La reacción del mercado ante la crisis en el Medio Oriente es un claro ejemplo de cómo las expectativas superan a la realidad. A pesar de que el Estrecho de Ormuz sigue cerrado y los precios del petróleo han aumentado, los activos considerados “seguros” no han logrado fortalecerse. Por el contrario, tanto el oro como los bonos del gobierno de los Estados Unidos han perdido valor desde que comenzó el conflicto el 28 de febrero. Esta divergencia es una señal clave: el mercado anticipa una solución diplomática en el corto plazo, y no una guerra prolongada.

El factor que provocó este cambio fue el tuit publicado por el presidente Trump el lunes, en el cual afirmaba que las conversaciones con Irán habían sido “muy buenas y productivas”. Esa única declaración causó un gran impacto.Un 10% en caída de los precios del petróleo, y un aumento general en los precios de las acciones.Esto demostró el enorme poder de un avance diplomático que puede revertir instantáneamente el proceso de evacuación hacia lugares seguros que suele ocurrir en tales situaciones de crisis. El rápido cambio de comportamiento del mercado, de rechazo al riesgo a aceptación del riesgo, muestra cuán inclinado está ahora el consenso hacia una situación controlada.

Sin embargo, el fracaso del oro y de los tesoros en funcionar como un medio para obtener fondos es algo importante que merece atención. El oro, en particular, ha…No se logró registrar ninguna oferta de seguridad.Además, los precios de los bonos han disminuido recientemente. Este movimiento no es sorprendente, dado los temores relacionados con la inflación y las expectativas del Fed de adoptar políticas monetarias más duras. La falta de demanda por parte de los inversores indica que creen que la situación actual es temporal y no un choque estructural. El mercado apuesta en efecto a que la crisis se resolverá en las próximas semanas, en lugar de prolongarse.

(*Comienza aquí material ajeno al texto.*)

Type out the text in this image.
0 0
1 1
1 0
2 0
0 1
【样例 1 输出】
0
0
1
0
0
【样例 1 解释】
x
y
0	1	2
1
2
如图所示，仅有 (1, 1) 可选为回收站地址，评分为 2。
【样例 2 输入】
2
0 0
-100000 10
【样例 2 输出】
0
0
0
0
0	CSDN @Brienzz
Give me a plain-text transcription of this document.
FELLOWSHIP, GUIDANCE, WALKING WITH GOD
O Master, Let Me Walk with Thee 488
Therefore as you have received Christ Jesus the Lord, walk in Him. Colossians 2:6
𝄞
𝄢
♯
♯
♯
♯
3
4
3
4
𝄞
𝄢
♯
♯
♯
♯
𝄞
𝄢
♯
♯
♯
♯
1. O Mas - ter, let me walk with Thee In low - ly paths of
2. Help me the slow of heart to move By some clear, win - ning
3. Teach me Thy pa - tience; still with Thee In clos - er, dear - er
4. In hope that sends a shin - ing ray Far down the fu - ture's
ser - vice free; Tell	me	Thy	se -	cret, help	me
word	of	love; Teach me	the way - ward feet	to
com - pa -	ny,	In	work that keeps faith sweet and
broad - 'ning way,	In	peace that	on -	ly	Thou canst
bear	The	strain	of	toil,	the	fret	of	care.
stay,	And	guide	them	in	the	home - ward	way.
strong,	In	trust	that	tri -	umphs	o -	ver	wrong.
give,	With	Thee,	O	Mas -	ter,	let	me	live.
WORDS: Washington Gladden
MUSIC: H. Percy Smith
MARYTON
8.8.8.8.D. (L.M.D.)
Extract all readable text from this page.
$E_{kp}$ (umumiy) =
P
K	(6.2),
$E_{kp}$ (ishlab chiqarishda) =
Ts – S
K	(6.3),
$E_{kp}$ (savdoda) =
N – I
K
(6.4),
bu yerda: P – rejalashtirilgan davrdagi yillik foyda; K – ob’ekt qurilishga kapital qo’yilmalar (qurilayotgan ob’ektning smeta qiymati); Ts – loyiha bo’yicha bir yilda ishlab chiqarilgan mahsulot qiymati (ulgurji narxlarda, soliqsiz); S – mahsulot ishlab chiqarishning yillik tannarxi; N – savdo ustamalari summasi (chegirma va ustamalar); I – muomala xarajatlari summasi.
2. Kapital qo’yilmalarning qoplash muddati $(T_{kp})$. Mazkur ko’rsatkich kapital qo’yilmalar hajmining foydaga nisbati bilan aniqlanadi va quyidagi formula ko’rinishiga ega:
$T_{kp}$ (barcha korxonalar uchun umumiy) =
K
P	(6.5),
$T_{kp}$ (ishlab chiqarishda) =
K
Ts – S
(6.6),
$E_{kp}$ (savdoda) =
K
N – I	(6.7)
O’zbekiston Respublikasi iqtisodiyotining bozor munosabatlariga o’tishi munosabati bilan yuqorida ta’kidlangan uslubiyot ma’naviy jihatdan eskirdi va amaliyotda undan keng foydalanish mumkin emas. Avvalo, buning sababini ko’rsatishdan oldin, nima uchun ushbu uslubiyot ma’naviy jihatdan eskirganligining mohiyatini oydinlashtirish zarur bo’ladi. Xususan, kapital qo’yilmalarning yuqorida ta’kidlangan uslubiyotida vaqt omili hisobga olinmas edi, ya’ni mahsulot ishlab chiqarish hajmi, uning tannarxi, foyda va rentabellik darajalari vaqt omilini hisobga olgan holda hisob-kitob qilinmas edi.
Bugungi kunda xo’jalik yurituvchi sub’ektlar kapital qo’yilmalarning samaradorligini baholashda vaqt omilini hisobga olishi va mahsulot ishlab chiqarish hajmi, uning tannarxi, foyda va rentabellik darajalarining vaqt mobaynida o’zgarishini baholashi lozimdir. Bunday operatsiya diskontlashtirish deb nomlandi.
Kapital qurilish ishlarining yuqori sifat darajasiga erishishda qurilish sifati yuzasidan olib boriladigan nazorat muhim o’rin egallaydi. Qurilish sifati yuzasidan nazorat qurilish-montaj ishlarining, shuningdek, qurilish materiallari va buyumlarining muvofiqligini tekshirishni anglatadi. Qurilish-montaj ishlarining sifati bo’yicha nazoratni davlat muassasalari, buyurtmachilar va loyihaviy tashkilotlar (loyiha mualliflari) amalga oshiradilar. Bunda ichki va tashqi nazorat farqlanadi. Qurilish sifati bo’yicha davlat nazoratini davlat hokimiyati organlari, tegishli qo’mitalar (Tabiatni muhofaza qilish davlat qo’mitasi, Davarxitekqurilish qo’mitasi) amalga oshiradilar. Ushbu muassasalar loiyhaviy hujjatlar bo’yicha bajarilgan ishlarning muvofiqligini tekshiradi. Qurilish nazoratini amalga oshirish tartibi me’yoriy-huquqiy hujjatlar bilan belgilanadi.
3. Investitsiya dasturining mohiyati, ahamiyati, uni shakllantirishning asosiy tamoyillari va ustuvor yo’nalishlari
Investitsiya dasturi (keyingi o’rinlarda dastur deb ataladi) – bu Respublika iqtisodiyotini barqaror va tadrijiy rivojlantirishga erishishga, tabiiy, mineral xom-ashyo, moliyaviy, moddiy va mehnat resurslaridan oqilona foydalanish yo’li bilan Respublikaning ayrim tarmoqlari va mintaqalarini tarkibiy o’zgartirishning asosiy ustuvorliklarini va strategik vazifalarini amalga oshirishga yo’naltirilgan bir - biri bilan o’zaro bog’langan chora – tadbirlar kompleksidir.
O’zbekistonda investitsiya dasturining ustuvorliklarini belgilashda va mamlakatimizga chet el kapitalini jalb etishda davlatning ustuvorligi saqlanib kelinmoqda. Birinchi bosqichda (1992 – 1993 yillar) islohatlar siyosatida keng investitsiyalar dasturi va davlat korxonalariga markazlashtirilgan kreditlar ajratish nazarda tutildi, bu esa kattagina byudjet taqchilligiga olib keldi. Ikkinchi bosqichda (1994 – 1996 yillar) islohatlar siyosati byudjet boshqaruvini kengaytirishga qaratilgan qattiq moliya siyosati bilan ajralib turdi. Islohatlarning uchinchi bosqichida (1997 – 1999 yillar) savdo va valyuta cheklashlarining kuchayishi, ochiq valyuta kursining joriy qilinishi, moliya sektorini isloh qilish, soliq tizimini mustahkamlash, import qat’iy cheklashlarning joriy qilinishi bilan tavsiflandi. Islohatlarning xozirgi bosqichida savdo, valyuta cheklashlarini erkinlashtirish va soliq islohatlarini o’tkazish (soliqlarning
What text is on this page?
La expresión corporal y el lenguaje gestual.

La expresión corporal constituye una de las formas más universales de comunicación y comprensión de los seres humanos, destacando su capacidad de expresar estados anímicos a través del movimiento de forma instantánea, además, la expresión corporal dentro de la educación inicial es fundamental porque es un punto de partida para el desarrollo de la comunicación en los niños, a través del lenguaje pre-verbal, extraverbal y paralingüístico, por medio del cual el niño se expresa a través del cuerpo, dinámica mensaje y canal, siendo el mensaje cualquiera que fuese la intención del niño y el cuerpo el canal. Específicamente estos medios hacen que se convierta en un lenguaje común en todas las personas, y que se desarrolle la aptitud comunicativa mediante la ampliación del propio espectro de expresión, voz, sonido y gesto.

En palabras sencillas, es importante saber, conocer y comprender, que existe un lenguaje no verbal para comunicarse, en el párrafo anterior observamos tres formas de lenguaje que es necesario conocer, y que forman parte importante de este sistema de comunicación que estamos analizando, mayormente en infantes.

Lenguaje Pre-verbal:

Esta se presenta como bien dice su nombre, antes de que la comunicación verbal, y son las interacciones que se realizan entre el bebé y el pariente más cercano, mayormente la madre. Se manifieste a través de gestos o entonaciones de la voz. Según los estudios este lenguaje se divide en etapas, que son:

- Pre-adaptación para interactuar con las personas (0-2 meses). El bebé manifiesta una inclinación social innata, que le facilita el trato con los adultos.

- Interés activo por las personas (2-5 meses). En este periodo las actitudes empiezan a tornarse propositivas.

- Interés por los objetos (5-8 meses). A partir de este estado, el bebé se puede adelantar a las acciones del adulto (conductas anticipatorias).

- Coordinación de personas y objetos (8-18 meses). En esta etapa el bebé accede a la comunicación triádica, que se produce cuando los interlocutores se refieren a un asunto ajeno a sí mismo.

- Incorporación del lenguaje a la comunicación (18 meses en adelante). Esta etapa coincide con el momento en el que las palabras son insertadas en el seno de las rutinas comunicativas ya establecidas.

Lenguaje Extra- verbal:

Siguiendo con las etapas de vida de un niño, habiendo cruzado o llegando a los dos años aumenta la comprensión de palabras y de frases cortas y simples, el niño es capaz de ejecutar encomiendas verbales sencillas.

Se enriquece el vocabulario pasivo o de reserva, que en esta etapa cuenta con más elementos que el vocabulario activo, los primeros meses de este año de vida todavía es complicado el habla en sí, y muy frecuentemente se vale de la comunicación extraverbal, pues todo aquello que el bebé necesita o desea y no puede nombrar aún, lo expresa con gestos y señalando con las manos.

La implicación es que existe un riesgo oculto. Si el conflicto se prolonga, la brecha entre las expectativas del mercado podría llevar a una revalorización drástica de los activos. La situación actual, en la que los activos se valoran como lugares seguros, no deja mucho espacio para errores. Cualquier escalada o retraso en las negociaciones podría provocar un revés repentino, ya que el mercado intentará comprar aquellos activos que son considerados muy seguros, algo que hasta ahora ha sido ignorado por el mercado. Por ahora, esa ilusión de seguridad sigue existiendo, pero sus cimientos se basan en la esperanza, y no en pruebas concretas.

La reacción contra la lógica tradicional en materia de equidad financiera: “Compre las noticias falsas; venda las verdaderas”.

La reacción del mercado de valores ante la propuesta de cesación del fuego el lunes fue una clásica situación de “vender las noticias”. El aumento inicial en los precios de las acciones y la debilidad del dólar se debió a la expectativa de que un acuerdo pudiera poner fin a la interrupción en el suministro. Pero ese alivio duró poco, ya que el mercado rápidamente reconoció la fragilidad de las negociaciones. Esto creó una dinámica típica de “comprar las noticias, vender las rumores”: las buenas noticias ya estaban incluídas en los precios, lo que hacía que el mercado fuera vulnerable a cualquier señal de fracaso en las negociaciones.

La situación era clara: los precios del petróleo habían aumentado debido al temor a una guerra prolongada. El precio del crudo había alcanzado niveles altos durante la semana anterior.El viernesEn medio de los ataques cada vez más intensos, la propuesta del lunes representó una gran oportunidad para aliviar las condiciones económicas. El mercado lo aceptó con entusiasmo, lo que llevó a un aumento en los precios de las acciones y a una disminución del valor del dólar. Se esperaba que este acuerdo redujera los precios del petróleo, eliminando así un importante obstáculo para el crecimiento mundial y las ganancias de las empresas. En ese momento, la noticia de la paz valía más que la realidad del conflicto.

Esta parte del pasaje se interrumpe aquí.